Yoshio Eguchi narra las vivencias
que le transmite el contemplar a la primera muchacha (rigurosamente
seleccionada por la regenta de la casa tanto por su hermosura como por una
imprescindible virginidad) en un acto tan íntimo como es el dormir. El requisito
de la posada es no realizar ninguna acción que pueda considerarse inapropiada,
lo que conllevaría el ser expulsado de ese selecto club.
Por la mente de Eguchi pasan los
pensamientos encadenados entre las seis muchachas a las que, en total, visitará
en este relato corto, y con ellas todas y cada una de las mujeres que pasaron
pos su vida, desde su madre a sus hijas, pasando por todas las mujeres a las
que amó. Para Eguchi las visitas se convierten en una especie de recorrido por
su pasado, un recorrido en el que hay lugar para los remordimientos. Al mismo
tiempo, se manifiesta el presente en la forma de las tentaciones que vive el
anciano de violentar a las durmientes en diferentes formas, con un deseo casi
irresistible de vulnerar su (narcotizado)
sueño.
Por último, el atormentador futuro con ese miedo a la vejez y decrepitud que observa en el resto de
clientes, algo mayores que él y que viven buscando, del mismo modo que él, la
juventud perdida en esa posada, y el alejar la decadente idea de una muerte que
se acerca inexorablemente. Tal y como dicta la lógica, los miembros de la
clientela no coinciden entre ellos, aunque no supone un impedimento para que
nuestro protagonista entable un diálogo fantasmagórico con ellos.
Como es habitual en este autor,
el (de momento) único ganador del Premio Nobel de Literatura de origen japonés,
las tradiciones japonesas están muy bien representadas, así como añade
simbologías tradicionales a los propios personajes, lo que se puede observar en
algo tan simbólico como las vírgenes yacentes. Este argumento y la forma de narración, en la que olfato,
oído y vista son magnificados por el autor, agudizados por el silencio en el
que los únicos diálogos los forman las entradas en la vivienda y los desayunos
matutinos atraen de manera intensa a muchos autores.

En este cuento, y en los que lo
acompañan (“Un brazo” y “De pájaros y animales”) son acompañados de una fuerte
simbología japonesa que, personalmente, se me hizo complicada de seguir.

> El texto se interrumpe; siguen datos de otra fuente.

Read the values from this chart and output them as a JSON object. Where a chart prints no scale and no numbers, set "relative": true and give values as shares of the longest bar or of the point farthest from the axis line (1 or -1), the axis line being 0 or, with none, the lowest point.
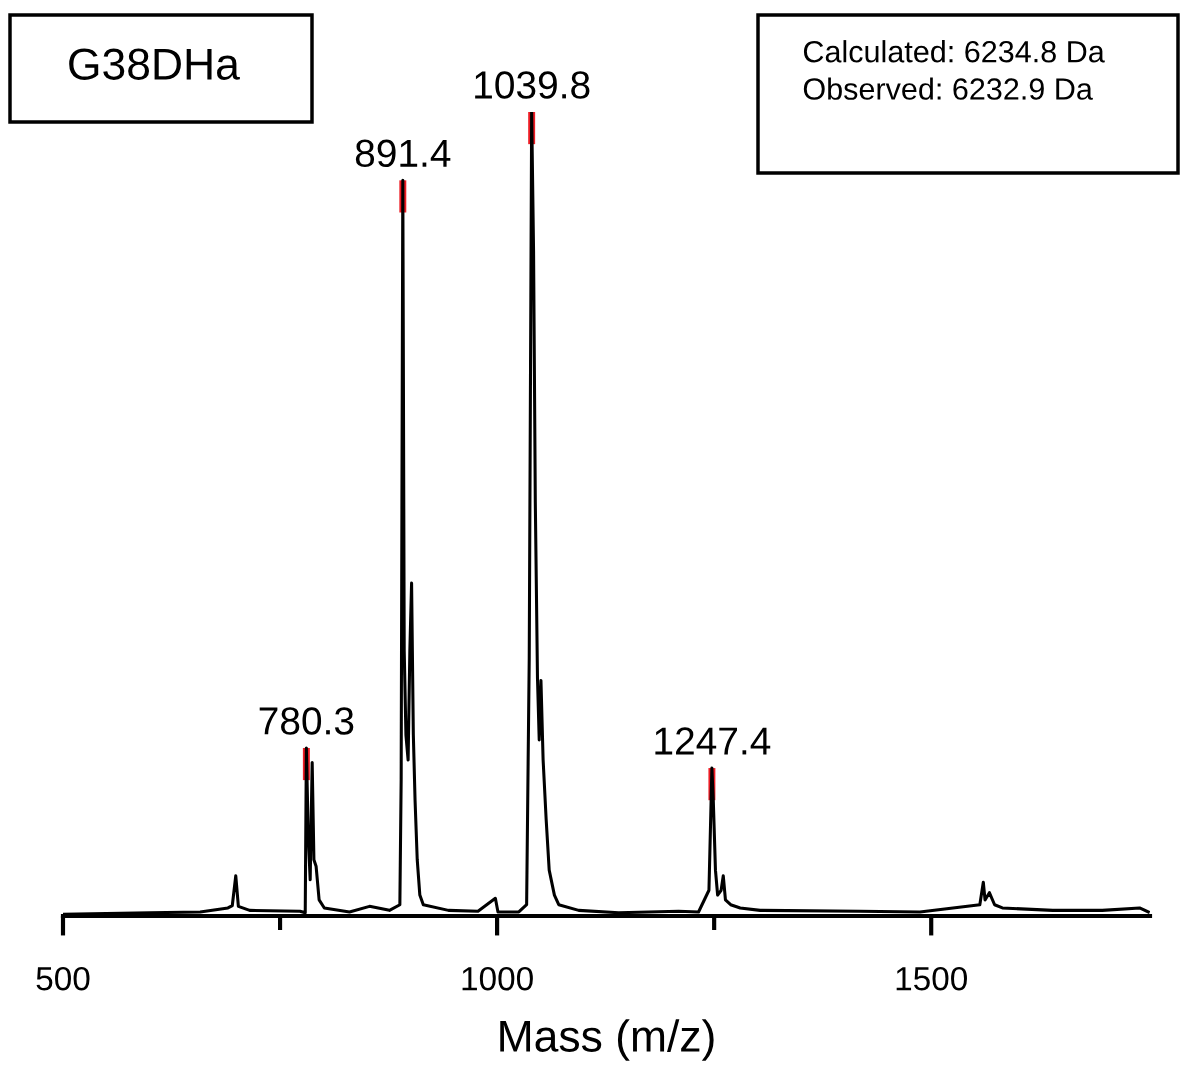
{
  "chart_data": {
    "type": "line",
    "relative": true,
    "xlabel": "Mass (m/z)",
    "xlim": [
      500,
      1752
    ],
    "xticks": [
      500,
      {
        "value": 750,
        "label": null
      },
      1000,
      {
        "value": 1250,
        "label": null
      },
      1500
    ],
    "grid": false,
    "legend": false,
    "marker": "none",
    "line_style": "solid",
    "series": [
      {
        "color": "#000000",
        "x": [
          500,
          600,
          658,
          690,
          695,
          699,
          702,
          715,
          773,
          779,
          780.3,
          782.5,
          784.7,
          787,
          789,
          791.5,
          795,
          801,
          830,
          853,
          876,
          888,
          889.5,
          891.4,
          893,
          895,
          897.5,
          899.5,
          901.5,
          903.5,
          905.5,
          908,
          911,
          915,
          944,
          978,
          998,
          1001,
          1025,
          1034,
          1037,
          1039.8,
          1042,
          1044,
          1046.5,
          1048.5,
          1050.5,
          1053,
          1056.5,
          1060,
          1066,
          1071,
          1094,
          1140,
          1209,
          1232,
          1244,
          1247.4,
          1249,
          1251.5,
          1254,
          1258,
          1260.5,
          1263,
          1269,
          1280,
          1303,
          1418,
          1487,
          1556,
          1560,
          1562,
          1567,
          1573,
          1582,
          1640,
          1697,
          1740,
          1750
        ],
        "values": [
          0.002,
          0.004,
          0.005,
          0.01,
          0.013,
          0.05,
          0.012,
          0.007,
          0.006,
          0.004,
          0.209,
          0.1,
          0.045,
          0.191,
          0.07,
          0.062,
          0.02,
          0.01,
          0.005,
          0.012,
          0.007,
          0.014,
          0.17,
          0.915,
          0.33,
          0.225,
          0.194,
          0.33,
          0.414,
          0.226,
          0.144,
          0.07,
          0.026,
          0.014,
          0.007,
          0.006,
          0.022,
          0.005,
          0.005,
          0.014,
          0.32,
          1.0,
          0.826,
          0.515,
          0.296,
          0.219,
          0.293,
          0.194,
          0.12,
          0.057,
          0.026,
          0.014,
          0.007,
          0.004,
          0.006,
          0.005,
          0.032,
          0.184,
          0.144,
          0.057,
          0.026,
          0.032,
          0.05,
          0.02,
          0.014,
          0.01,
          0.007,
          0.006,
          0.005,
          0.014,
          0.042,
          0.02,
          0.029,
          0.014,
          0.01,
          0.007,
          0.007,
          0.01,
          0.005
        ]
      }
    ],
    "annotations": [
      "G38DHa",
      "Calculated: 6234.8 Da\nObserved: 6232.9 Da",
      {
        "text": "780.3",
        "x": 780.3,
        "y": 0.209
      },
      {
        "text": "891.4",
        "x": 891.4,
        "y": 0.915
      },
      {
        "text": "1039.8",
        "x": 1039.8,
        "y": 1.0
      },
      {
        "text": "1247.4",
        "x": 1247.4,
        "y": 0.184
      }
    ]
  }
}
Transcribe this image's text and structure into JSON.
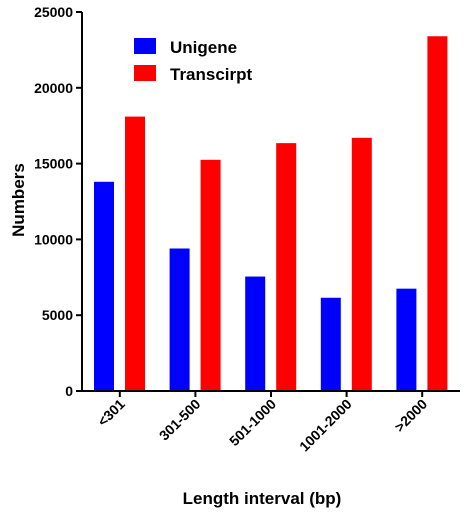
{
  "chart_data": {
    "type": "bar",
    "categories": [
      "<301",
      "301-500",
      "501-1000",
      "1001-2000",
      ">2000"
    ],
    "series": [
      {
        "name": "Unigene",
        "color": "#0000ff",
        "values": [
          13800,
          9400,
          7550,
          6150,
          6750
        ]
      },
      {
        "name": "Transcirpt",
        "color": "#ff0000",
        "values": [
          18100,
          15250,
          16350,
          16700,
          23400
        ]
      }
    ],
    "title": "",
    "xlabel": "Length interval (bp)",
    "ylabel": "Numbers",
    "ylim": [
      0,
      25000
    ],
    "yticks": [
      0,
      5000,
      10000,
      15000,
      20000,
      25000
    ],
    "grid": false,
    "legend_position": "top-left"
  }
}
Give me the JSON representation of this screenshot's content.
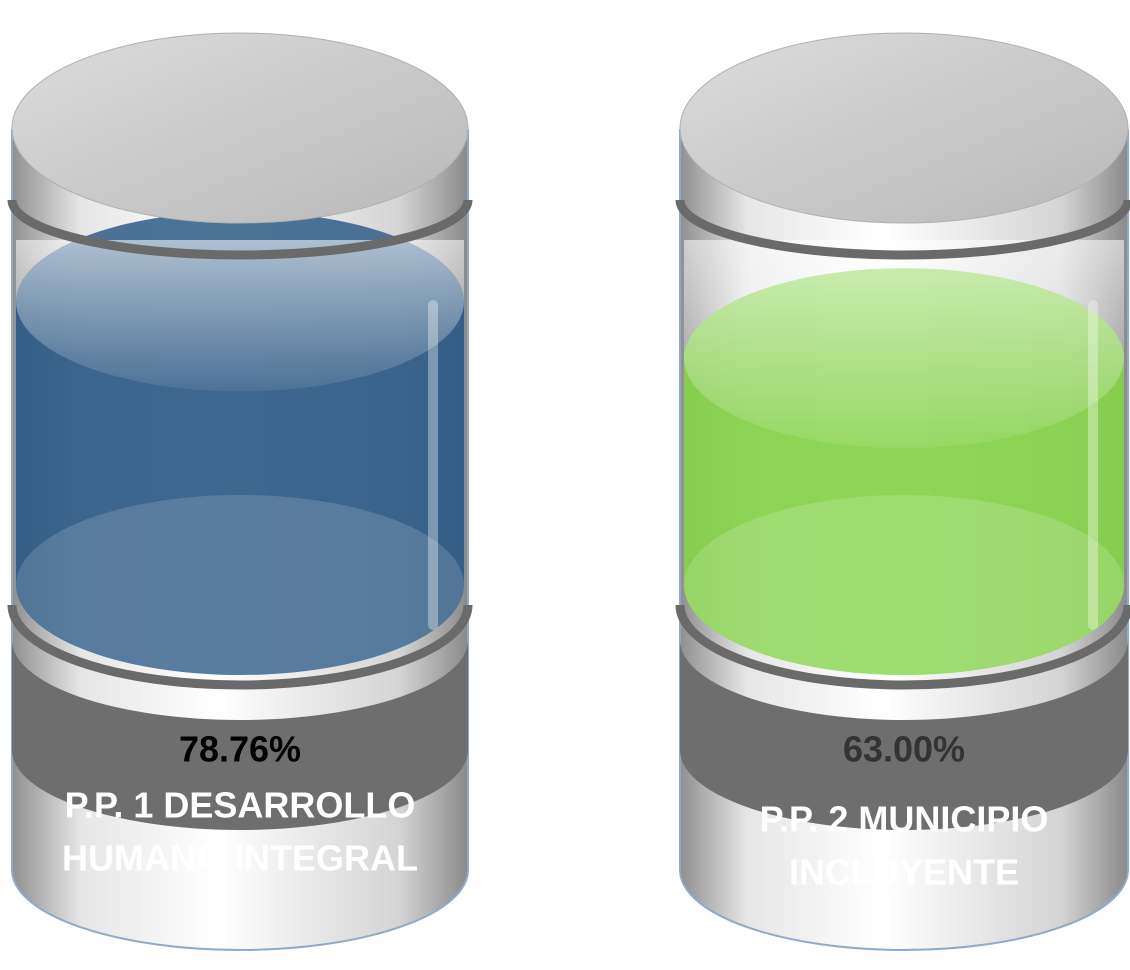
{
  "chart_data": {
    "type": "cylinder",
    "categories": [
      [
        "P.P. 1 DESARROLLO",
        "HUMANO INTEGRAL"
      ],
      [
        "P.P. 2 MUNICIPIO",
        "INCLUYENTE"
      ]
    ],
    "values": [
      78.76,
      63.0
    ],
    "value_labels": [
      "78.76%",
      "63.00%"
    ],
    "colors": [
      "#2d5a86",
      "#86d24a"
    ]
  }
}
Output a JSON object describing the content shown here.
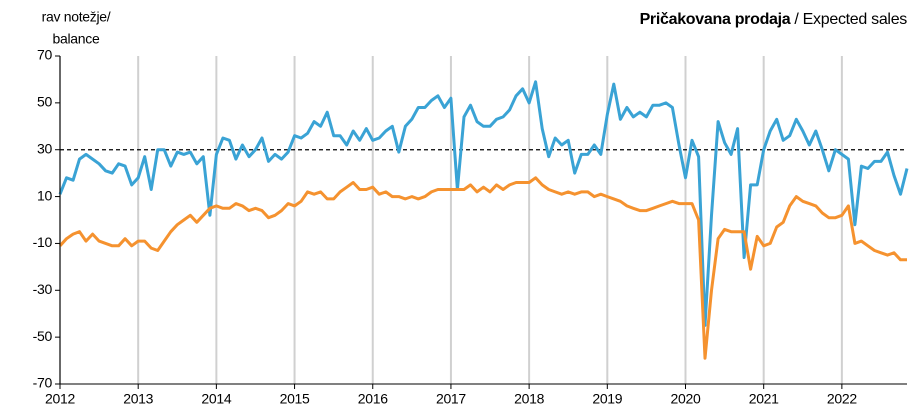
{
  "chart_data": {
    "type": "line",
    "title": "Pričakovana prodaja",
    "title_en": "/ Expected sales",
    "ylabel": [
      "rav notežje/",
      "balance"
    ],
    "xlim": [
      2012,
      2022.833
    ],
    "xticks": [
      2012,
      2013,
      2014,
      2015,
      2016,
      2017,
      2018,
      2019,
      2020,
      2021,
      2022
    ],
    "ylim": [
      -70,
      70
    ],
    "yticks": [
      -70,
      -50,
      -30,
      -10,
      10,
      30,
      50,
      70
    ],
    "reference_line": 30,
    "grid": true,
    "x": [
      2012,
      2012.083,
      2012.167,
      2012.25,
      2012.333,
      2012.417,
      2012.5,
      2012.583,
      2012.667,
      2012.75,
      2012.833,
      2012.917,
      2013,
      2013.083,
      2013.167,
      2013.25,
      2013.333,
      2013.417,
      2013.5,
      2013.583,
      2013.667,
      2013.75,
      2013.833,
      2013.917,
      2014,
      2014.083,
      2014.167,
      2014.25,
      2014.333,
      2014.417,
      2014.5,
      2014.583,
      2014.667,
      2014.75,
      2014.833,
      2014.917,
      2015,
      2015.083,
      2015.167,
      2015.25,
      2015.333,
      2015.417,
      2015.5,
      2015.583,
      2015.667,
      2015.75,
      2015.833,
      2015.917,
      2016,
      2016.083,
      2016.167,
      2016.25,
      2016.333,
      2016.417,
      2016.5,
      2016.583,
      2016.667,
      2016.75,
      2016.833,
      2016.917,
      2017,
      2017.083,
      2017.167,
      2017.25,
      2017.333,
      2017.417,
      2017.5,
      2017.583,
      2017.667,
      2017.75,
      2017.833,
      2017.917,
      2018,
      2018.083,
      2018.167,
      2018.25,
      2018.333,
      2018.417,
      2018.5,
      2018.583,
      2018.667,
      2018.75,
      2018.833,
      2018.917,
      2019,
      2019.083,
      2019.167,
      2019.25,
      2019.333,
      2019.417,
      2019.5,
      2019.583,
      2019.667,
      2019.75,
      2019.833,
      2019.917,
      2020,
      2020.083,
      2020.167,
      2020.25,
      2020.333,
      2020.417,
      2020.5,
      2020.583,
      2020.667,
      2020.75,
      2020.833,
      2020.917,
      2021,
      2021.083,
      2021.167,
      2021.25,
      2021.333,
      2021.417,
      2021.5,
      2021.583,
      2021.667,
      2021.75,
      2021.833,
      2021.917,
      2022,
      2022.083,
      2022.167,
      2022.25,
      2022.333,
      2022.417,
      2022.5,
      2022.583,
      2022.667,
      2022.75,
      2022.833
    ],
    "series": [
      {
        "color": "#3aa3d5",
        "values": [
          11,
          18,
          17,
          26,
          28,
          26,
          24,
          21,
          20,
          24,
          23,
          15,
          18,
          27,
          13,
          30,
          30,
          23,
          29,
          28,
          29,
          24,
          27,
          2,
          28,
          35,
          34,
          26,
          32,
          27,
          30,
          35,
          25,
          28,
          26,
          29,
          36,
          35,
          37,
          42,
          40,
          46,
          36,
          36,
          32,
          38,
          34,
          39,
          34,
          35,
          38,
          40,
          29,
          40,
          43,
          48,
          48,
          51,
          53,
          48,
          52,
          13,
          44,
          49,
          42,
          40,
          40,
          43,
          44,
          47,
          53,
          56,
          50,
          59,
          39,
          27,
          35,
          32,
          34,
          20,
          28,
          28,
          32,
          28,
          45,
          58,
          43,
          48,
          44,
          46,
          44,
          49,
          49,
          50,
          48,
          32,
          18,
          34,
          27,
          -45,
          2,
          42,
          33,
          28,
          39,
          -16,
          15,
          15,
          30,
          38,
          43,
          34,
          36,
          43,
          38,
          32,
          38,
          30,
          21,
          30,
          28,
          26,
          -2,
          23,
          22,
          25,
          25,
          29,
          19,
          11,
          22
        ]
      },
      {
        "color": "#f5922f",
        "values": [
          -11,
          -8,
          -6,
          -5,
          -9,
          -6,
          -9,
          -10,
          -11,
          -11,
          -8,
          -11,
          -9,
          -9,
          -12,
          -13,
          -9,
          -5,
          -2,
          0,
          2,
          -1,
          2,
          5,
          6,
          5,
          5,
          7,
          6,
          4,
          5,
          4,
          1,
          2,
          4,
          7,
          6,
          8,
          12,
          11,
          12,
          9,
          9,
          12,
          14,
          16,
          13,
          13,
          14,
          11,
          12,
          10,
          10,
          9,
          10,
          9,
          10,
          12,
          13,
          13,
          13,
          13,
          13,
          15,
          12,
          14,
          12,
          15,
          13,
          15,
          16,
          16,
          16,
          18,
          15,
          13,
          12,
          11,
          12,
          11,
          12,
          12,
          10,
          11,
          10,
          9,
          8,
          6,
          5,
          4,
          4,
          5,
          6,
          7,
          8,
          7,
          7,
          7,
          0,
          -59,
          -30,
          -8,
          -4,
          -5,
          -5,
          -5,
          -21,
          -7,
          -11,
          -10,
          -3,
          -1,
          6,
          10,
          8,
          7,
          6,
          3,
          1,
          1,
          2,
          6,
          -10,
          -9,
          -11,
          -13,
          -14,
          -15,
          -14,
          -17,
          -17
        ]
      }
    ]
  }
}
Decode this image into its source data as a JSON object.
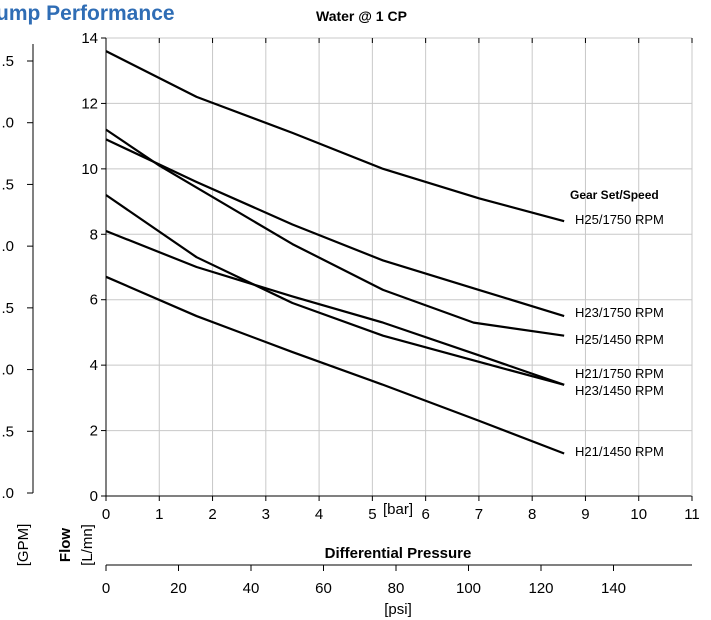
{
  "header": {
    "title": "ump Performance",
    "subtitle": "Water @ 1 CP"
  },
  "chart_data": {
    "type": "line",
    "x_unit_label": "[bar]",
    "x_secondary_unit_label": "[psi]",
    "x_axis_title": "Differential Pressure",
    "y_axis_title": "Flow",
    "y_unit_label": "[L/mn]",
    "y_secondary_unit_label": "[GPM]",
    "xlim": [
      0,
      11
    ],
    "ylim": [
      0,
      14
    ],
    "x_ticks": [
      "0",
      "1",
      "2",
      "3",
      "4",
      "5",
      "6",
      "7",
      "8",
      "9",
      "10",
      "11"
    ],
    "y_ticks": [
      "0",
      "2",
      "4",
      "6",
      "8",
      "10",
      "12",
      "14"
    ],
    "psi_ticks": [
      "0",
      "20",
      "40",
      "60",
      "80",
      "100",
      "120",
      "140"
    ],
    "gpm_ticks": [
      ".0",
      ".5",
      ".0",
      ".5",
      ".0",
      ".5",
      ".0",
      ".5"
    ],
    "grid": true,
    "legend_title": "Gear Set/Speed",
    "series": [
      {
        "name": "H25/1750 RPM",
        "x": [
          0,
          1.7,
          3.5,
          5.2,
          7.0,
          8.6
        ],
        "y": [
          13.6,
          12.2,
          11.1,
          10.0,
          9.1,
          8.4
        ]
      },
      {
        "name": "H23/1750 RPM",
        "x": [
          0,
          1.0,
          3.5,
          5.2,
          6.9,
          8.6
        ],
        "y": [
          11.2,
          10.1,
          7.7,
          6.3,
          5.3,
          4.9
        ]
      },
      {
        "name": "H25/1450 RPM",
        "x": [
          0,
          1.7,
          3.5,
          5.2,
          7.0,
          8.6
        ],
        "y": [
          10.9,
          9.6,
          8.3,
          7.2,
          6.3,
          5.5
        ]
      },
      {
        "name": "H21/1750 RPM",
        "x": [
          0,
          1.7,
          3.5,
          5.2,
          7.0,
          8.6
        ],
        "y": [
          9.2,
          7.3,
          5.9,
          4.9,
          4.1,
          3.4
        ]
      },
      {
        "name": "H23/1450 RPM",
        "x": [
          0,
          1.7,
          3.5,
          5.2,
          7.0,
          8.6
        ],
        "y": [
          8.1,
          7.0,
          6.1,
          5.3,
          4.3,
          3.4
        ]
      },
      {
        "name": "H21/1450 RPM",
        "x": [
          0,
          1.7,
          3.5,
          5.2,
          7.0,
          8.6
        ],
        "y": [
          6.7,
          5.5,
          4.4,
          3.4,
          2.3,
          1.3
        ]
      }
    ]
  }
}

Capaz
de describir de una forma sublime la belleza de su entorno, de la naturaleza, añade también una morbosidad a la narración y
una escabrosidad que en ocasiones aleja un poco al lector, o al menos lo
desconcierta.
Como decíamos, es el único autor
japonés que logró el Premio Nobel de Literatura (aunque como él mismo dijo en
una ocasión “no entiendo cómo me lo han dado a mí existiendo Mishima”) y uno de
los grandes autores del siglo pasado. Tiene en este libro ese toque magistral
describiendo la parte más bella de la naturaleza, como se puede observar
también en “Lo bello y lo triste”, aunque como decía el añadir detalles
escabrosos y desasosegantes hizo que nunca me zambullese en la lectura.
Por último recalcar que el uso de
esas figuras oníricas en la narración (sobre todo en el segundo relato) me hizo
recordar a uno de los autores más conocidos de la actualidad, Haruki Murakami,
aunque mi desconocimiento de la tradición japonesa me impide distinguir si
ambos se inspiran en ella o el segundo en el primero. En definitiva, una
lectura de la que se saca provecho, aunque entre tanta belleza como es capaz de
describir también coloca dosis que dejan un sabor un tanto amargo.